D&D has had demons as monsters ever since the original edition of the game. However, with the launch of the Second Edition in 1989, the name "demon" (as well as "devil") was dropped from all rulebooks, to be replaced by the invented term tanar'ri (and "devil" was replaced with baatezu). This was a reaction to the "Satanic panic" moral panic of the 1980s, during which some people associated the game with Satanism, witchcraft, suicide pacts, and other morally reprehensible things. A major activist was Patricia Pulling, who formed the group Bothered About Dungeons & Dragons (BADD) and campaigned to have the game banned on the grounds that it was corrupting youth. Various Christian groups also campaigned against the game, claiming that the use of demons and devils as monsters indicated that the game was morally corrupt and dangerous.

Despite these campaigns, the game remained popular and continued to sell. However, the publisher TSR decided to sanitise the game of demon and devil references by changing the names in the Second Edition, in an attempt to circumvent any future damage. The move was unpopular with fans of the game, being called a "sell-out" to conservative religious pressure. In attempting to pacify outraged fringe campaigners who didn't even like the game, TSR alienated some its most loyal fans. (This wasn't the blow that drove the downturn in roleplaying games in the 1990s though - that was driven by the pressure of competition from the rise of computer games and collectible card games, the latter led by Magic: the Gathering, which also saw a similar conservative backlash against demonic imagery but ultimately overcame it.)

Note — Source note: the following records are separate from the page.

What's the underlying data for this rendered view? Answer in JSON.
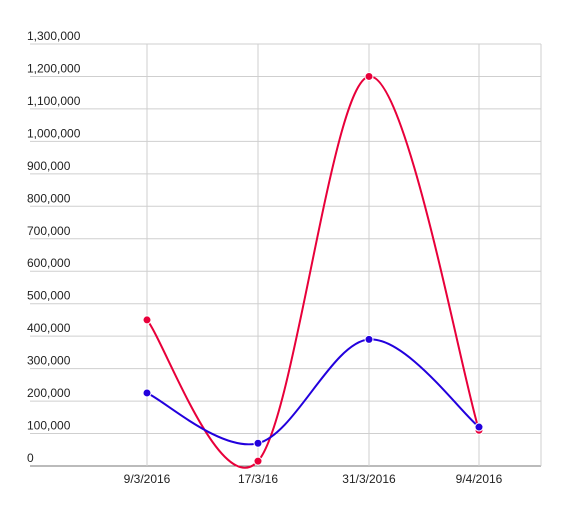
{
  "chart_data": {
    "type": "line",
    "title": "",
    "xlabel": "",
    "ylabel": "",
    "categories": [
      "9/3/2016",
      "17/3/16",
      "31/3/2016",
      "9/4/2016"
    ],
    "y_ticks": [
      "1,300,000",
      "1,200,000",
      "1,100,000",
      "1,000,000",
      "900,000",
      "800,000",
      "700,000",
      "600,000",
      "500,000",
      "400,000",
      "300,000",
      "200,000",
      "100,000",
      "0"
    ],
    "ylim": [
      0,
      1300000
    ],
    "grid": true,
    "curve": "smooth",
    "series": [
      {
        "color": "#e8003a",
        "values": [
          450000,
          15000,
          1200000,
          110000
        ]
      },
      {
        "color": "#2200dd",
        "values": [
          225000,
          70000,
          390000,
          120000
        ]
      }
    ]
  }
}
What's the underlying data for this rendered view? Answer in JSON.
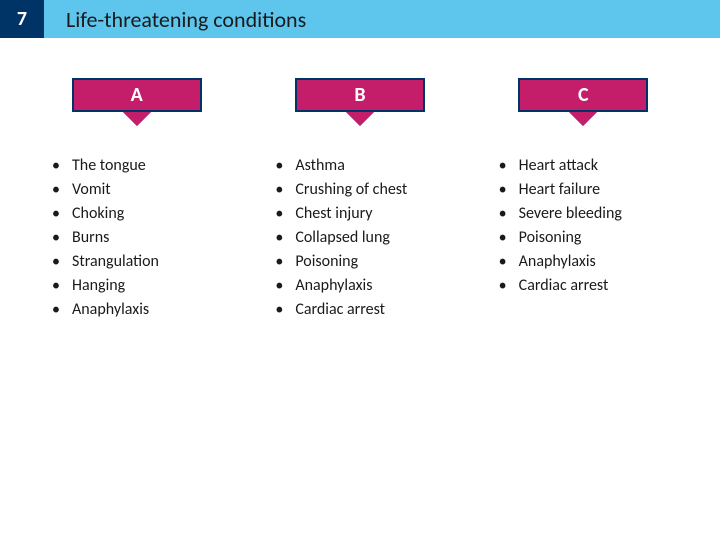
{
  "page_number": "7",
  "title": "Life-threatening conditions",
  "styling": {
    "page_number_bg": "#003366",
    "title_bar_bg": "#5ec5ed",
    "badge_fill": "#c41e6a",
    "badge_border": "#003366",
    "badge_text_color": "#ffffff",
    "body_text_color": "#1a1a1a",
    "title_fontsize": 22,
    "list_fontsize": 16
  },
  "columns": [
    {
      "label": "A",
      "items": [
        "The tongue",
        "Vomit",
        "Choking",
        "Burns",
        "Strangulation",
        "Hanging",
        "Anaphylaxis"
      ]
    },
    {
      "label": "B",
      "items": [
        "Asthma",
        "Crushing of chest",
        "Chest injury",
        "Collapsed lung",
        "Poisoning",
        "Anaphylaxis",
        "Cardiac arrest"
      ]
    },
    {
      "label": "C",
      "items": [
        "Heart attack",
        "Heart failure",
        "Severe bleeding",
        "Poisoning",
        "Anaphylaxis",
        "Cardiac arrest"
      ]
    }
  ]
}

Demons and devils returned in name in the Third Edition of Dungeons & Dragons in 2000, and publications of this edition reconfigured the classification system used to describe various groups and levels of demons and devils. The name tanar'ri became the name of the subset of demons that form the core group of demonic monsters in the game, in contrast to another group called the obyriths, a primordial and more ancient line of demons whose heyday has passed, leaving them as scattered remnants of their former power. There's also a more recent group called the loumara. In a similar manner, baatezu has now come to refer to the ruling subgroup of devils.

This categorisation has persisted through the Fourth and Fifth Editions, into the current resurgence in popularity of the game.